Skip to main content

Mobile virtual network operators (MVNOs) are an important development in wireless telecommunications. Like standard wireless carriers or mobile network operators (MNOs), MVNOs sell wireless (or mobile) communications services, sometimes along with other products and services. However, unlike MNOs, they do not hold spectrum licenses and own little or no network infrastructure. Rather, they resell mobile services by purchasing airtime at wholesale rates from MNOs. Unlike ordinary resellers, MVNOs rely on brand appeal and reputation acquired in other businesses to sell mobile services (often bundled with other products). Significant worldwide growth in voluntary MNO-MVNO partnerships, without intervention from public policies that mandate MVNO access to MNO networks, raises many interesting issues. Since MNOs that sell wholesale services to MVNOs potentially forfeit sales in downstream retail markets, voluntary relationships are plausible only if MVNOs add value by widening and/or deepening MNO-served markets.
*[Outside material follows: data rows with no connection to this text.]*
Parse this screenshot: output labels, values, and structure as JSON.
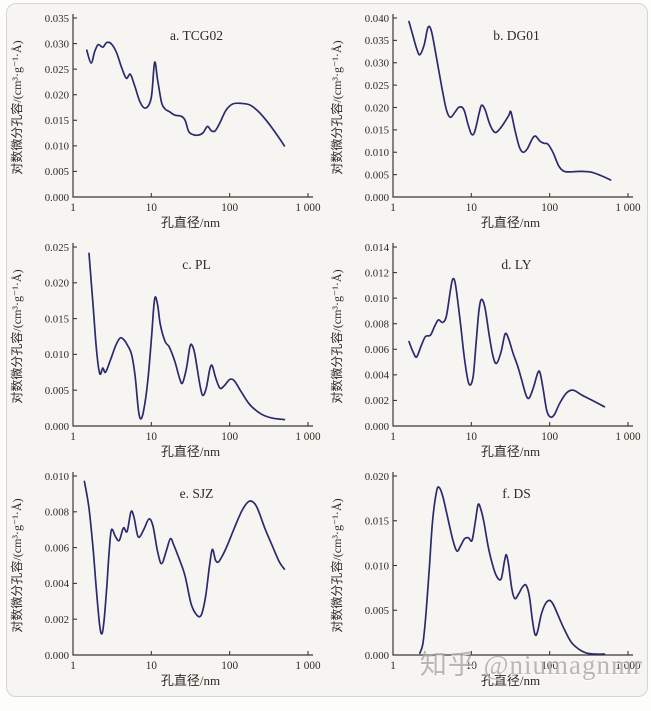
{
  "figure": {
    "watermark": "知乎 @niumagnmr",
    "line_color": "#2a2a6e",
    "axis_color": "#3c3832",
    "text_color": "#2e2a26",
    "card_background": "#f7f5f1",
    "card_border_color": "#d8d5cf"
  },
  "chart_data": [
    {
      "type": "line",
      "title": "a. TCG02",
      "xlabel": "孔直径/nm",
      "ylabel": "对数微分孔容/(cm³·g⁻¹·Å)",
      "xscale": "log",
      "xlim": [
        1,
        1000
      ],
      "xtick_values": [
        1,
        10,
        100,
        1000
      ],
      "xtick_labels": [
        "1",
        "10",
        "100",
        "1 000"
      ],
      "ylim": [
        0,
        0.035
      ],
      "ytick_step": 0.005,
      "y_decimals": 3,
      "points": [
        [
          1.5,
          0.0287
        ],
        [
          1.7,
          0.0262
        ],
        [
          1.9,
          0.0285
        ],
        [
          2.1,
          0.0298
        ],
        [
          2.4,
          0.0293
        ],
        [
          2.7,
          0.0302
        ],
        [
          3.1,
          0.0299
        ],
        [
          3.6,
          0.0282
        ],
        [
          4.2,
          0.0252
        ],
        [
          4.8,
          0.0232
        ],
        [
          5.4,
          0.024
        ],
        [
          6.2,
          0.0215
        ],
        [
          7.2,
          0.0185
        ],
        [
          8.5,
          0.0174
        ],
        [
          10,
          0.0195
        ],
        [
          11,
          0.0263
        ],
        [
          12,
          0.023
        ],
        [
          13.5,
          0.0185
        ],
        [
          15,
          0.0172
        ],
        [
          17,
          0.0167
        ],
        [
          20,
          0.016
        ],
        [
          24,
          0.0158
        ],
        [
          27,
          0.015
        ],
        [
          30,
          0.0128
        ],
        [
          34,
          0.0122
        ],
        [
          40,
          0.0121
        ],
        [
          46,
          0.0126
        ],
        [
          52,
          0.0138
        ],
        [
          58,
          0.013
        ],
        [
          65,
          0.0129
        ],
        [
          75,
          0.0145
        ],
        [
          90,
          0.017
        ],
        [
          110,
          0.0182
        ],
        [
          140,
          0.0183
        ],
        [
          180,
          0.018
        ],
        [
          230,
          0.0168
        ],
        [
          300,
          0.0148
        ],
        [
          400,
          0.0122
        ],
        [
          500,
          0.01
        ]
      ]
    },
    {
      "type": "line",
      "title": "b. DG01",
      "xlabel": "孔直径/nm",
      "ylabel": "对数微分孔容/(cm³·g⁻¹·Å)",
      "xscale": "log",
      "xlim": [
        1,
        1000
      ],
      "xtick_values": [
        1,
        10,
        100,
        1000
      ],
      "xtick_labels": [
        "1",
        "10",
        "100",
        "1 000"
      ],
      "ylim": [
        0,
        0.04
      ],
      "ytick_step": 0.005,
      "y_decimals": 3,
      "points": [
        [
          1.6,
          0.0392
        ],
        [
          1.8,
          0.036
        ],
        [
          2.0,
          0.0332
        ],
        [
          2.2,
          0.0318
        ],
        [
          2.5,
          0.034
        ],
        [
          2.8,
          0.0379
        ],
        [
          3.1,
          0.037
        ],
        [
          3.6,
          0.031
        ],
        [
          4.2,
          0.0245
        ],
        [
          4.8,
          0.0195
        ],
        [
          5.4,
          0.0178
        ],
        [
          6.2,
          0.019
        ],
        [
          7.0,
          0.0201
        ],
        [
          8.0,
          0.0196
        ],
        [
          9.0,
          0.0165
        ],
        [
          10,
          0.0141
        ],
        [
          11,
          0.0145
        ],
        [
          12.5,
          0.0185
        ],
        [
          13.5,
          0.0205
        ],
        [
          15,
          0.0195
        ],
        [
          17,
          0.0165
        ],
        [
          19,
          0.0148
        ],
        [
          21,
          0.0145
        ],
        [
          25,
          0.016
        ],
        [
          30,
          0.0182
        ],
        [
          32,
          0.019
        ],
        [
          36,
          0.015
        ],
        [
          41,
          0.0112
        ],
        [
          46,
          0.01
        ],
        [
          52,
          0.0108
        ],
        [
          60,
          0.013
        ],
        [
          66,
          0.0136
        ],
        [
          75,
          0.0125
        ],
        [
          85,
          0.012
        ],
        [
          95,
          0.0118
        ],
        [
          110,
          0.01
        ],
        [
          130,
          0.007
        ],
        [
          150,
          0.0058
        ],
        [
          180,
          0.0056
        ],
        [
          220,
          0.0057
        ],
        [
          280,
          0.0057
        ],
        [
          350,
          0.0055
        ],
        [
          450,
          0.0048
        ],
        [
          600,
          0.0038
        ]
      ]
    },
    {
      "type": "line",
      "title": "c. PL",
      "xlabel": "孔直径/nm",
      "ylabel": "对数微分孔容/(cm³·g⁻¹·Å)",
      "xscale": "log",
      "xlim": [
        1,
        1000
      ],
      "xtick_values": [
        1,
        10,
        100,
        1000
      ],
      "xtick_labels": [
        "1",
        "10",
        "100",
        "1 000"
      ],
      "ylim": [
        0,
        0.025
      ],
      "ytick_step": 0.005,
      "y_decimals": 3,
      "points": [
        [
          1.6,
          0.0241
        ],
        [
          1.8,
          0.017
        ],
        [
          2.0,
          0.0105
        ],
        [
          2.2,
          0.0073
        ],
        [
          2.4,
          0.0081
        ],
        [
          2.6,
          0.0075
        ],
        [
          3.0,
          0.0092
        ],
        [
          3.5,
          0.0112
        ],
        [
          4.0,
          0.0123
        ],
        [
          4.5,
          0.012
        ],
        [
          5.0,
          0.0112
        ],
        [
          5.6,
          0.01
        ],
        [
          6.2,
          0.007
        ],
        [
          6.8,
          0.0025
        ],
        [
          7.3,
          0.001
        ],
        [
          8.0,
          0.0022
        ],
        [
          9.0,
          0.0062
        ],
        [
          10,
          0.012
        ],
        [
          11,
          0.0177
        ],
        [
          12,
          0.017
        ],
        [
          13,
          0.0142
        ],
        [
          15,
          0.0118
        ],
        [
          17,
          0.011
        ],
        [
          20,
          0.009
        ],
        [
          23,
          0.0066
        ],
        [
          25,
          0.006
        ],
        [
          28,
          0.008
        ],
        [
          31,
          0.011
        ],
        [
          33,
          0.0113
        ],
        [
          36,
          0.01
        ],
        [
          41,
          0.0062
        ],
        [
          45,
          0.0043
        ],
        [
          50,
          0.0052
        ],
        [
          56,
          0.008
        ],
        [
          60,
          0.0084
        ],
        [
          66,
          0.0068
        ],
        [
          75,
          0.0053
        ],
        [
          85,
          0.0056
        ],
        [
          100,
          0.0065
        ],
        [
          115,
          0.0063
        ],
        [
          140,
          0.0048
        ],
        [
          180,
          0.003
        ],
        [
          250,
          0.0017
        ],
        [
          350,
          0.0011
        ],
        [
          500,
          0.0009
        ]
      ]
    },
    {
      "type": "line",
      "title": "d. LY",
      "xlabel": "孔直径/nm",
      "ylabel": "对数微分孔容/(cm³·g⁻¹·Å)",
      "xscale": "log",
      "xlim": [
        1,
        1000
      ],
      "xtick_values": [
        1,
        10,
        100,
        1000
      ],
      "xtick_labels": [
        "1",
        "10",
        "100",
        "1 000"
      ],
      "ylim": [
        0,
        0.014
      ],
      "ytick_step": 0.002,
      "y_decimals": 3,
      "points": [
        [
          1.6,
          0.0066
        ],
        [
          1.8,
          0.0058
        ],
        [
          2.0,
          0.0054
        ],
        [
          2.3,
          0.0063
        ],
        [
          2.6,
          0.007
        ],
        [
          3.0,
          0.0071
        ],
        [
          3.4,
          0.0078
        ],
        [
          3.8,
          0.0083
        ],
        [
          4.3,
          0.0081
        ],
        [
          4.8,
          0.0086
        ],
        [
          5.4,
          0.0106
        ],
        [
          5.8,
          0.0115
        ],
        [
          6.3,
          0.011
        ],
        [
          7.2,
          0.0082
        ],
        [
          8.2,
          0.0052
        ],
        [
          9.3,
          0.0033
        ],
        [
          10.5,
          0.0038
        ],
        [
          11.5,
          0.0065
        ],
        [
          12.5,
          0.009
        ],
        [
          13.5,
          0.0099
        ],
        [
          15,
          0.0092
        ],
        [
          17,
          0.007
        ],
        [
          19,
          0.0054
        ],
        [
          21,
          0.0049
        ],
        [
          24,
          0.0058
        ],
        [
          27,
          0.0072
        ],
        [
          30,
          0.0068
        ],
        [
          34,
          0.0057
        ],
        [
          39,
          0.0047
        ],
        [
          44,
          0.0036
        ],
        [
          50,
          0.0024
        ],
        [
          55,
          0.0022
        ],
        [
          62,
          0.003
        ],
        [
          70,
          0.0041
        ],
        [
          75,
          0.0042
        ],
        [
          82,
          0.003
        ],
        [
          92,
          0.0012
        ],
        [
          103,
          0.0007
        ],
        [
          115,
          0.0009
        ],
        [
          135,
          0.0018
        ],
        [
          165,
          0.0026
        ],
        [
          200,
          0.0028
        ],
        [
          260,
          0.0024
        ],
        [
          350,
          0.002
        ],
        [
          500,
          0.0015
        ]
      ]
    },
    {
      "type": "line",
      "title": "e. SJZ",
      "xlabel": "孔直径/nm",
      "ylabel": "对数微分孔容/(cm³·g⁻¹·Å)",
      "xscale": "log",
      "xlim": [
        1,
        1000
      ],
      "xtick_values": [
        1,
        10,
        100,
        1000
      ],
      "xtick_labels": [
        "1",
        "10",
        "100",
        "1 000"
      ],
      "ylim": [
        0,
        0.01
      ],
      "ytick_step": 0.002,
      "y_decimals": 3,
      "points": [
        [
          1.4,
          0.0097
        ],
        [
          1.6,
          0.0082
        ],
        [
          1.8,
          0.006
        ],
        [
          2.0,
          0.0035
        ],
        [
          2.2,
          0.0016
        ],
        [
          2.35,
          0.0012
        ],
        [
          2.5,
          0.002
        ],
        [
          2.7,
          0.0038
        ],
        [
          2.9,
          0.0058
        ],
        [
          3.1,
          0.007
        ],
        [
          3.5,
          0.0066
        ],
        [
          3.9,
          0.0064
        ],
        [
          4.4,
          0.0071
        ],
        [
          4.9,
          0.0069
        ],
        [
          5.5,
          0.008
        ],
        [
          6.0,
          0.0077
        ],
        [
          6.8,
          0.0066
        ],
        [
          8.0,
          0.007
        ],
        [
          9.3,
          0.0076
        ],
        [
          10.5,
          0.0072
        ],
        [
          12,
          0.0058
        ],
        [
          13.5,
          0.0051
        ],
        [
          15.5,
          0.0058
        ],
        [
          17.5,
          0.0065
        ],
        [
          19.5,
          0.0061
        ],
        [
          23,
          0.0053
        ],
        [
          27,
          0.0044
        ],
        [
          32,
          0.0029
        ],
        [
          37,
          0.0023
        ],
        [
          43,
          0.0022
        ],
        [
          49,
          0.0032
        ],
        [
          55,
          0.0049
        ],
        [
          60,
          0.0059
        ],
        [
          66,
          0.0053
        ],
        [
          72,
          0.0052
        ],
        [
          82,
          0.0056
        ],
        [
          95,
          0.0062
        ],
        [
          115,
          0.0071
        ],
        [
          145,
          0.0081
        ],
        [
          180,
          0.0086
        ],
        [
          220,
          0.0083
        ],
        [
          280,
          0.0071
        ],
        [
          350,
          0.0061
        ],
        [
          430,
          0.0052
        ],
        [
          500,
          0.0048
        ]
      ]
    },
    {
      "type": "line",
      "title": "f. DS",
      "xlabel": "孔直径/nm",
      "ylabel": "对数微分孔容/(cm³·g⁻¹·Å)",
      "xscale": "log",
      "xlim": [
        1,
        1000
      ],
      "xtick_values": [
        1,
        10,
        100,
        1000
      ],
      "xtick_labels": [
        "1",
        "10",
        "100",
        "1 000"
      ],
      "ylim": [
        0,
        0.02
      ],
      "ytick_step": 0.005,
      "y_decimals": 3,
      "points": [
        [
          2.2,
          0.0002
        ],
        [
          2.4,
          0.0012
        ],
        [
          2.6,
          0.004
        ],
        [
          2.9,
          0.0095
        ],
        [
          3.2,
          0.015
        ],
        [
          3.6,
          0.0183
        ],
        [
          3.9,
          0.0187
        ],
        [
          4.3,
          0.0178
        ],
        [
          4.8,
          0.016
        ],
        [
          5.4,
          0.014
        ],
        [
          6.0,
          0.0124
        ],
        [
          6.6,
          0.0116
        ],
        [
          7.3,
          0.0122
        ],
        [
          8.2,
          0.013
        ],
        [
          9.2,
          0.0131
        ],
        [
          10.2,
          0.0128
        ],
        [
          11.2,
          0.0148
        ],
        [
          12.2,
          0.0168
        ],
        [
          13.2,
          0.0163
        ],
        [
          14.5,
          0.0148
        ],
        [
          16.5,
          0.012
        ],
        [
          18.5,
          0.0102
        ],
        [
          21,
          0.0088
        ],
        [
          24,
          0.0085
        ],
        [
          26.5,
          0.0105
        ],
        [
          28,
          0.0112
        ],
        [
          30,
          0.01
        ],
        [
          33,
          0.0073
        ],
        [
          36,
          0.0063
        ],
        [
          40,
          0.0068
        ],
        [
          45,
          0.0076
        ],
        [
          50,
          0.0078
        ],
        [
          55,
          0.0066
        ],
        [
          60,
          0.004
        ],
        [
          65,
          0.0023
        ],
        [
          70,
          0.0026
        ],
        [
          78,
          0.0045
        ],
        [
          88,
          0.0057
        ],
        [
          100,
          0.0061
        ],
        [
          112,
          0.0056
        ],
        [
          130,
          0.0043
        ],
        [
          155,
          0.0028
        ],
        [
          190,
          0.0014
        ],
        [
          240,
          0.0006
        ],
        [
          300,
          0.0002
        ],
        [
          400,
          0.0001
        ],
        [
          500,
          0.0001
        ]
      ]
    }
  ]
}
In this paper, which appeared in the February 2009 issue of Information Economics and Policy, NERA Vice President Christian Dippon and Dr. Aniruddha Banerjee provide sufficient conditions for profit-maximizing MNOs and MVNOs to form voluntary strategic partnerships based on resale, product differentiation, and rebranding. The two key factors are value of the MVNO’s brand reputation, and wholesale discount at which the MNO offers service to the MVNO.